Zweite Hälfte Februar lag schon etwas in der Luft, Meldungen aus dem fernen China, erste Anzeichen, der Verkauf stagniert. Dann, der Schrecken, die Fasnacht 2020 wird in Basel abgesagt, die Wirtschaft bricht für 72 Stunden zusammen! ..und, erholt sich nicht mehr!
Die Ereignisse überschlagen sich, zuerst im Wochentakt, dann jeden Tag was Neues, dann im Stundentackt und bald sind wir im Minuten- und sogar Sekundentackt.

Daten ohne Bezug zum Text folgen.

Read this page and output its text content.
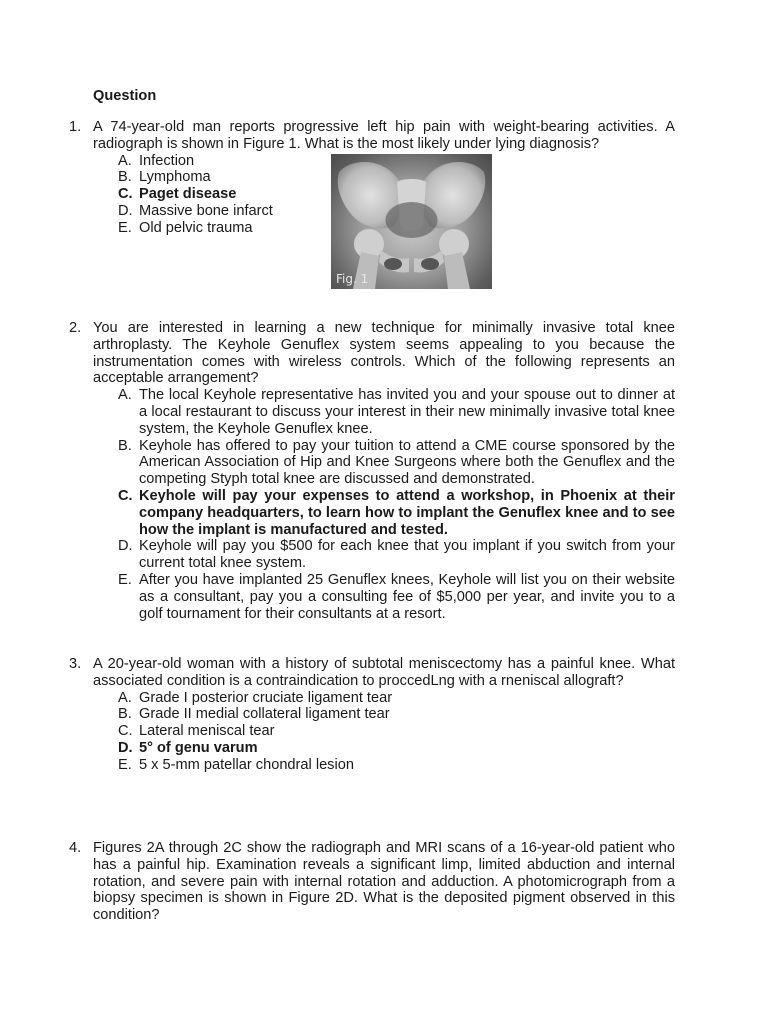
Question
1. A 74-year-old man reports progressive left hip pain with weight-bearing activities. A radiograph is shown in Figure 1. What is the most likely under lying diagnosis?
A. Infection
B. Lymphoma
C. Paget disease
D. Massive bone infarct
E. Old pelvic trauma
Fig. 1
2. You are interested in learning a new technique for minimally invasive total knee arthroplasty. The Keyhole Genuflex system seems appealing to you because the instrumentation comes with wireless controls. Which of the following represents an acceptable arrangement?
A. The local Keyhole representative has invited you and your spouse out to dinner at a local restaurant to discuss your interest in their new minimally invasive total knee system, the Keyhole Genuflex knee.
B. Keyhole has offered to pay your tuition to attend a CME course sponsored by the American Association of Hip and Knee Surgeons where both the Genuflex and the competing Styph total knee are discussed and demonstrated.
C. Keyhole will pay your expenses to attend a workshop, in Phoenix at their company headquarters, to learn how to implant the Genuflex knee and to see how the implant is manufactured and tested.
D. Keyhole will pay you $500 for each knee that you implant if you switch from your current total knee system.
E. After you have implanted 25 Genuflex knees, Keyhole will list you on their website as a consultant, pay you a consulting fee of $5,000 per year, and invite you to a golf tournament for their consultants at a resort.
3. A 20-year-old woman with a history of subtotal meniscectomy has a painful knee. What associated condition is a contraindication to proccedLng with a rneniscal allograft?
A. Grade I posterior cruciate ligament tear
B. Grade II medial collateral ligament tear
C. Lateral meniscal tear
D. 5° of genu varum
E. 5 x 5-mm patellar chondral lesion
4. Figures 2A through 2C show the radiograph and MRI scans of a 16-year-old patient who has a painful hip. Examination reveals a significant limp, limited abduction and internal rotation, and severe pain with internal rotation and adduction. A photomicrograph from a biopsy specimen is shown in Figure 2D. What is the deposited pigment observed in this condition?
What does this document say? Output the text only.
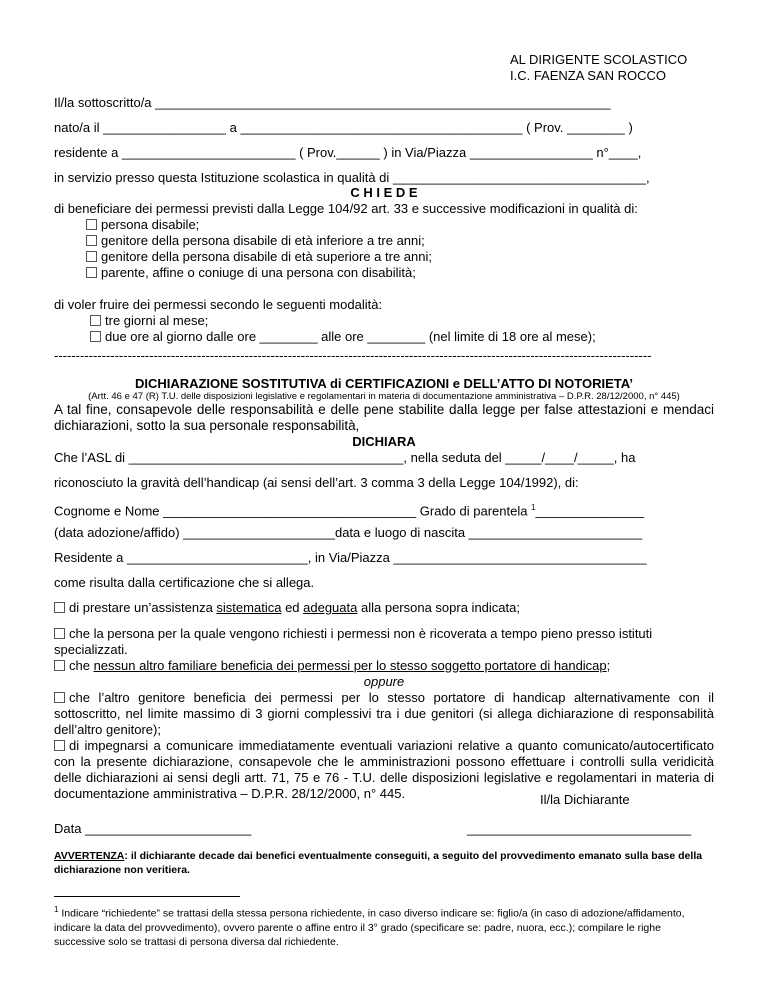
AL DIRIGENTE SCOLASTICO
I.C. FAENZA SAN ROCCO
Il/la sottoscritto/a _______________________________________________________________
nato/a il _________________ a _______________________________________ ( Prov. ________ )
residente a ________________________ ( Prov.______ ) in Via/Piazza _________________ n°____,
in servizio presso questa Istituzione scolastica in qualità di ___________________________________,
C H I E D E
di beneficiare dei permessi previsti dalla Legge 104/92 art. 33 e successive modificazioni in qualità di:
persona disabile;
genitore della persona disabile di età inferiore a tre anni;
genitore della persona disabile di età superiore a tre anni;
parente, affine o coniuge di una persona con disabilità;
di voler fruire dei permessi secondo le seguenti modalità:
tre giorni al mese;
due ore al giorno dalle ore ________ alle ore ________ (nel limite di 18 ore al mese);
------------------------------------------------------------------------------------------------------------------------------------------
DICHIARAZIONE SOSTITUTIVA di CERTIFICAZIONI e DELL’ATTO DI NOTORIETA’
(Artt. 46 e 47 (R) T.U. delle disposizioni legislative e regolamentari in materia di documentazione amministrativa – D.P.R. 28/12/2000, n° 445)
A tal fine, consapevole delle responsabilità e delle pene stabilite dalla legge per false attestazioni e mendaci dichiarazioni, sotto la sua personale responsabilità,
DICHIARA
Che l’ASL di ______________________________________, nella seduta del _____/____/_____, ha
riconosciuto la gravità dell’handicap (ai sensi dell’art. 3 comma 3 della Legge 104/1992), di:
Cognome e Nome ___________________________________ Grado di parentela $^1$_______________
(data adozione/affido) _____________________data e luogo di nascita ________________________
Residente a _________________________, in Via/Piazza ___________________________________
come risulta dalla certificazione che si allega.
di prestare un’assistenza sistematica ed adeguata alla persona sopra indicata;
che la persona per la quale vengono richiesti i permessi non è ricoverata a tempo pieno presso istituti specializzati.
che nessun altro familiare beneficia dei permessi per lo stesso soggetto portatore di handicap;
oppure
che l’altro genitore beneficia dei permessi per lo stesso portatore di handicap alternativamente con il sottoscritto, nel limite massimo di 3 giorni complessivi tra i due genitori (si allega dichiarazione di responsabilità dell’altro genitore);
di impegnarsi a comunicare immediatamente eventuali variazioni relative a quanto comunicato/autocertificato con la presente dichiarazione, consapevole che le amministrazioni possono effettuare i controlli sulla veridicità delle dichiarazioni ai sensi degli artt. 71, 75 e 76 - T.U. delle disposizioni legislative e regolamentari in materia di documentazione amministrativa – D.P.R. 28/12/2000, n° 445.	Il/la Dichiarante
Data _______________________	_______________________________
AVVERTENZA: il dichiarante decade dai benefici eventualmente conseguiti, a seguito del provvedimento emanato sulla base della dichiarazione non veritiera.
$^1$ Indicare “richiedente” se trattasi della stessa persona richiedente, in caso diverso indicare se: figlio/a (in caso di adozione/affidamento, indicare la data del provvedimento), ovvero parente o affine entro il 3° grado (specificare se: padre, nuora, ecc.); compilare le righe successive solo se trattasi di persona diversa dal richiedente.
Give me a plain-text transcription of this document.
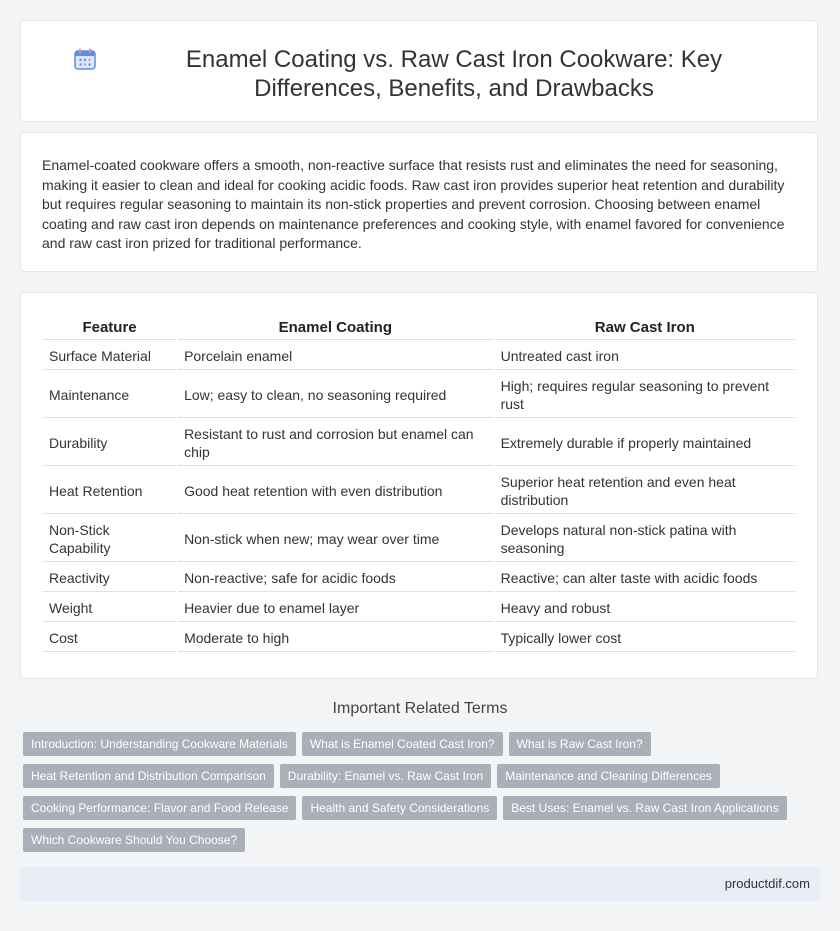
Enamel Coating vs. Raw Cast Iron Cookware: Key Differences, Benefits, and Drawbacks

Enamel-coated cookware offers a smooth, non-reactive surface that resists rust and eliminates the need for seasoning, making it easier to clean and ideal for cooking acidic foods. Raw cast iron provides superior heat retention and durability but requires regular seasoning to maintain its non-stick properties and prevent corrosion. Choosing between enamel coating and raw cast iron depends on maintenance preferences and cooking style, with enamel favored for convenience and raw cast iron prized for traditional performance.

Feature	Enamel Coating	Raw Cast Iron
Surface Material	Porcelain enamel	Untreated cast iron
Maintenance	Low; easy to clean, no seasoning required	High; requires regular seasoning to prevent rust
Durability	Resistant to rust and corrosion but enamel can chip	Extremely durable if properly maintained
Heat Retention	Good heat retention with even distribution	Superior heat retention and even heat distribution
Non-Stick Capability	Non-stick when new; may wear over time	Develops natural non-stick patina with seasoning
Reactivity	Non-reactive; safe for acidic foods	Reactive; can alter taste with acidic foods
Weight	Heavier due to enamel layer	Heavy and robust
Cost	Moderate to high	Typically lower cost
Important Related Terms
Introduction: Understanding Cookware Materials What is Enamel Coated Cast Iron? What is Raw Cast Iron?
Heat Retention and Distribution Comparison Durability: Enamel vs. Raw Cast Iron Maintenance and Cleaning Differences
Cooking Performance: Flavor and Food Release Health and Safety Considerations Best Uses: Enamel vs. Raw Cast Iron Applications
Which Cookware Should You Choose?
productdif.com
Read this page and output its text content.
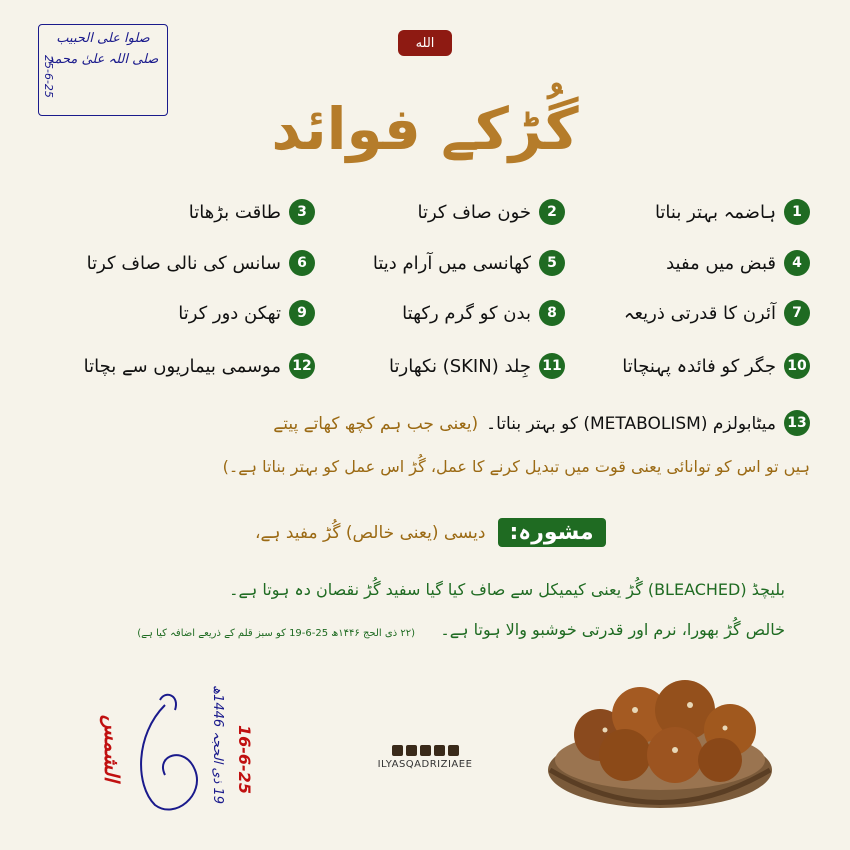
الله
صلوا علی الحبیب
صلی اللہ علیٰ محمد
25-6-25
گُڑکے فوائد
1
ہاضمہ بہتر بناتا
2
خون صاف کرتا
3
طاقت بڑھاتا
4
قبض میں مفید
5
کھانسی میں آرام دیتا
6
سانس کی نالی صاف کرتا
7
آئرن کا قدرتی ذریعہ
8
بدن کو گرم رکھتا
9
تھکن دور کرتا
10
جگر کو فائدہ پہنچاتا
11
جِلد (SKIN) نکھارتا
12
موسمی بیماریوں سے بچاتا
13
میٹابولزم (METABOLISM) کو بہتر بناتا۔
(یعنی جب ہم کچھ کھاتے پیتے
ہیں تو اس کو توانائی یعنی قوت میں تبدیل کرنے کا عمل، گُڑ اس عمل کو بہتر بناتا ہے۔)
مشورہ:
دیسی (یعنی خالص) گُڑ مفید ہے،
بلیچڈ (BLEACHED) گُڑ یعنی کیمیکل سے صاف کیا گیا سفید گُڑ نقصان دہ ہوتا ہے۔
خالص گُڑ بھورا، نرم اور قدرتی خوشبو والا ہوتا ہے۔
(۲۲ ذی الحج ۱۴۴۶ھ 25-6-19 کو سبز قلم کے ذریعے اضافہ کیا ہے)
19 ذی الحجہ 1446ھ
16-6-25
الشمس	ILYASQADRIZIAEE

Dazu hat das Wetter die Frechheit die Karte Frühling auszuspielen. Sonne, erwachende Natur, Wärme, Blüten und Blumen, frisches Gras, endlich dem kalten, unfreundlichen Winter entrinnen. Aber, wer hat da Lust auf diese Aufmunterung der Natur, wenn in seinem tiefsten Innern eine Unsicherheit wächst, jedem der feste Boden unter den Füssen weggezogen wird.
Leere, endlose Leere begleitet uns auf Schritt und Tritt.

18.03.2020
Der Bundesrat enschied vor ein paar Tagen entscheidende Massnahmen für unser Land und über Nacht wurde das ganze Land auf Null gefahren. Da montags sowieso Ruhetag ist, ging irgendwie alles wie normal. Am kommenden Tag räumte ich mein Restaurant auf, Kunden schauten rein, Blicke zu Boden, tut mir leid, hoffen wir das Beste, bleib gesund!
Nach Hause fahren war ein bisschen wie in die Ferien Fahren, aber mit einem bitteren Geschmack nicht nur auf der Zunge, auch im Herzen.
Der Rest des Tages und Mittwoch waren geprägt von Papierkram. Arbeitsamt, Kurzarbeit, Kunden, Lieferanten, Bank, Gewerbeverband, Freunden, Familie,...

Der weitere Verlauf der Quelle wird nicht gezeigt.